In this installment of our series Perspectives in Financial Services, we sit down with Brian McArthur of Bridlewood Insurance to discuss the obstacles that keep established financial advisories from updating their web design.
Brian McArthur is Vice President of Sales for Bridlewood Insurance and creator of the Medicare Execution Process; he works side-by-side with financial advisors to help them understand Medicare and integrate its requirements into their advisory processes. Working with advisors to navigate the complex landscape of post-retirement healthcare coverage, McArthur sees a wide gamut of responses to digital innovation.
In a previous interview, Lisa Tanen-La Fontaine of LL Global and LIMRA shared with us the impact smart UX can have on client retention and satisfaction. This week, Brian McArthur discusses the unexpected barriers preventing legacy financial services companies and long-time financial advisors from updating their web design.
Why FinServ Companies Aren’t Rushing to Fix Their UX
As anyone who’s ever tried to roll over their 401(k) or find a financial advisor online likely knows, financial services companies are not leading the way in attractive, compelling UX design. But as McArthur points out, the prevalence of lackluster web design in the financial services sector is rarely a result of inertia or resistance to innovation.
Financial services is a heavily regulated industry, and designing websites for advisors comes with unique compliance requirements relating to security, consumer protections, and ADA accessibility. According to McArthur, these requirements are why advisors hesitate to seek out creative, engaging marketing and innovative UX design. It’s not the complexities of compliance requirements themselves, but rather the impact of regulation on the industry’s overall attitude toward change.
“If you have a creative idea and come in and tell me about it, the answer is more likely than not ‘no,’” McArthur says. “That kind of attitude isn’t unique to any one firm. That’s created an environment where ideas that you and I might consider creative, helpful marketing just doesn’t get through.” Wary of costly compliance violations, industry leaders often adopt a “better safe than sorry” approach to UX design and opt for the “tried and true” rather than seek out new digital innovations.
Because their peers are slow to innovate, legacy financial services institutions generally do not feel the pressure to change. As long as their competitors are sticking with outdated UX and simple marketing, they’re free to do the same.
“If one of these big entities has a clunky method to roll over 401k assets into an IRA, it’s probably because they only have a handful of competitors,” McArthur explains. “And if those competitors aren’t improving their processes, there’s no incentive to do so.”
Digital Disruption Is a Game-Changer
Four years ago, fintech startups made up 5 percent of the market for personal loans. Now, they comprise an impressive 45 percent. Notably, leading fintech companies are diversifying from their initial offerings. Robinhood has branched out from trading to cash management, and Square has added e-commerce transaction software to its signature lineup of point-of-sale hardware.
More importantly, digital is changing expectations about consumer loyalty. According to McArthur, financial advisors have historically relied on high retention rates. Clients in the past have stayed loyal — even when they are underserved — simply because it can be too much of a hassle to move assets from one firm to another.
But consumers in the financial services sector in general are becoming less loyal.

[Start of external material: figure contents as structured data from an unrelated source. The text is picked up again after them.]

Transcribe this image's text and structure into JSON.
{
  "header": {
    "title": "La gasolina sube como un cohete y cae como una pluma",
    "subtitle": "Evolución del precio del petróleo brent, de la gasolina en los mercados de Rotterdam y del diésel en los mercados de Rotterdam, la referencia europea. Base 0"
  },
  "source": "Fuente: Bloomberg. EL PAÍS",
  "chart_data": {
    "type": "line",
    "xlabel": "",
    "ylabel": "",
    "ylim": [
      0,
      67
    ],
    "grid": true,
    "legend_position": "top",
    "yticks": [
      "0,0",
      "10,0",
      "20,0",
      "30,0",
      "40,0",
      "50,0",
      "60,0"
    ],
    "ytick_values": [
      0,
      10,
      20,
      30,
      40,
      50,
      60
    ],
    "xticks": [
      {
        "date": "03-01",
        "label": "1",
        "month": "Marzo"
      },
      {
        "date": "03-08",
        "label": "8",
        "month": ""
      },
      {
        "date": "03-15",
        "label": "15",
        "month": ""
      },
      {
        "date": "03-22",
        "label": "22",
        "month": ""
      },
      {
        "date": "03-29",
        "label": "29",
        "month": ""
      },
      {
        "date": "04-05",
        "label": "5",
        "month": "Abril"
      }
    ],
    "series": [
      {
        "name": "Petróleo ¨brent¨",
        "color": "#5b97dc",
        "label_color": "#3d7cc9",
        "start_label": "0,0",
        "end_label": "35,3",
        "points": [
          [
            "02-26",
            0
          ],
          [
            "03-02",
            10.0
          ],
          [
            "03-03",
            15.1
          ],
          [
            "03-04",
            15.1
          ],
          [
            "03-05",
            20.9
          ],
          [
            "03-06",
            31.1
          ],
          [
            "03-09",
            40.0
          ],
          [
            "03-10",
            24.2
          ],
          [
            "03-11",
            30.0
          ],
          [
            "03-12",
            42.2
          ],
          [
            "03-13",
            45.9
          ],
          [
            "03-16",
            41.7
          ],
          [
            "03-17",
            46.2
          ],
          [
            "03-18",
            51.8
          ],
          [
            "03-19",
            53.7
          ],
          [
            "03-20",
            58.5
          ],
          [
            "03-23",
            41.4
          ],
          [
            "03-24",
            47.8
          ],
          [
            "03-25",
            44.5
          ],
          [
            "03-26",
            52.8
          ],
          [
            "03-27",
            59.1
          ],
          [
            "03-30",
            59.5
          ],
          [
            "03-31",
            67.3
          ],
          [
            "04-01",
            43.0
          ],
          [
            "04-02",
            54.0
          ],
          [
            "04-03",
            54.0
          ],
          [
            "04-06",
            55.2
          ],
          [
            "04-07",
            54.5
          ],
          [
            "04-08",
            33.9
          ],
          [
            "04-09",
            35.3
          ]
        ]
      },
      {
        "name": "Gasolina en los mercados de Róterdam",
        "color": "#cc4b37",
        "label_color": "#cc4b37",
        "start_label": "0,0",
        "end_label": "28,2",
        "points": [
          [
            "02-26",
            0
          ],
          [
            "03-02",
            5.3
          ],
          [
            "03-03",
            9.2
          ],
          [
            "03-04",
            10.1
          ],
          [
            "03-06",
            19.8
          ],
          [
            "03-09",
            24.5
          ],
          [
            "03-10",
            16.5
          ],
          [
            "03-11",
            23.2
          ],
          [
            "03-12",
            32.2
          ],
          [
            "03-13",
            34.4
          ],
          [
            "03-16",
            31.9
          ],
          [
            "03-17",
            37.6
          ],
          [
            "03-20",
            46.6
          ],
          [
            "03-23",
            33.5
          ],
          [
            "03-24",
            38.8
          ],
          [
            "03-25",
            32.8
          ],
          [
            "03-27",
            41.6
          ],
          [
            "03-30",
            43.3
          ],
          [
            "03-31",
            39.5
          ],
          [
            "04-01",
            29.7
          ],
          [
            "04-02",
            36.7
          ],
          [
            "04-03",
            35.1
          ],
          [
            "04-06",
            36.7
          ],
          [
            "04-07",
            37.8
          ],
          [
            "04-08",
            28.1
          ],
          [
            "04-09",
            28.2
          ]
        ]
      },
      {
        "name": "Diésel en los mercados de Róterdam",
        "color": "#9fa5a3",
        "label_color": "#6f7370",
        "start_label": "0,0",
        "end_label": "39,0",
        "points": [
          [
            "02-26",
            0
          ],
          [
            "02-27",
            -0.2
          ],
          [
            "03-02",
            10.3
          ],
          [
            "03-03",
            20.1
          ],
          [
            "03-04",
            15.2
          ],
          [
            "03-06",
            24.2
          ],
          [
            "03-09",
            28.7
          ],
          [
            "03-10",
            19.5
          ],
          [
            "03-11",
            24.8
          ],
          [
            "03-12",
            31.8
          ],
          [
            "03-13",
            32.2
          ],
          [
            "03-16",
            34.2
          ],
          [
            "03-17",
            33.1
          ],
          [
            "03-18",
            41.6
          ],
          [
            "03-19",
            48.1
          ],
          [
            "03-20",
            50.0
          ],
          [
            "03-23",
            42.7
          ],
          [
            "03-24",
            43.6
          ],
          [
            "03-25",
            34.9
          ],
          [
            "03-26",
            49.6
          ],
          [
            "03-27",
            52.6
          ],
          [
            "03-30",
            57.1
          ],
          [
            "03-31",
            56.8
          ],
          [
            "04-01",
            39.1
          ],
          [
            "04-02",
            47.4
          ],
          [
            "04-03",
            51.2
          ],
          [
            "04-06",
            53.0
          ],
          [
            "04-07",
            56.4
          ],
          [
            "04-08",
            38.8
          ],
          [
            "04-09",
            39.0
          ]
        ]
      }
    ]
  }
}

According to a Bain & Company consumer survey, over 50 percent of younger respondents were willing to bank with technology company. As the demographic continues to shift in the coming years, web design will become more a crucial part of client retention in the very near future.
Technical Compliance Can Drive UX Innovation
Driving UX innovation in finserv relies on striking a balance between “the way things have been done” and “the way things should be done.” Fortunately, although compliance challenges can seem daunting, they also drive innovative design. The same elements that demonstrate compliance can also boost the credibility of your website and help you attract new clients.
Achieving technical compliance in areas such as ADA accessibility requires introducing user-friendly color contrast and sequence of information — the same elements that improve user experience and ensure that your financial institution also appears professional and trustworthy. In a changing industry, it’s never been more necessary to keep apace with evolving customer expectations — embracing technical compliance is a key part of communicating credibility as an institution.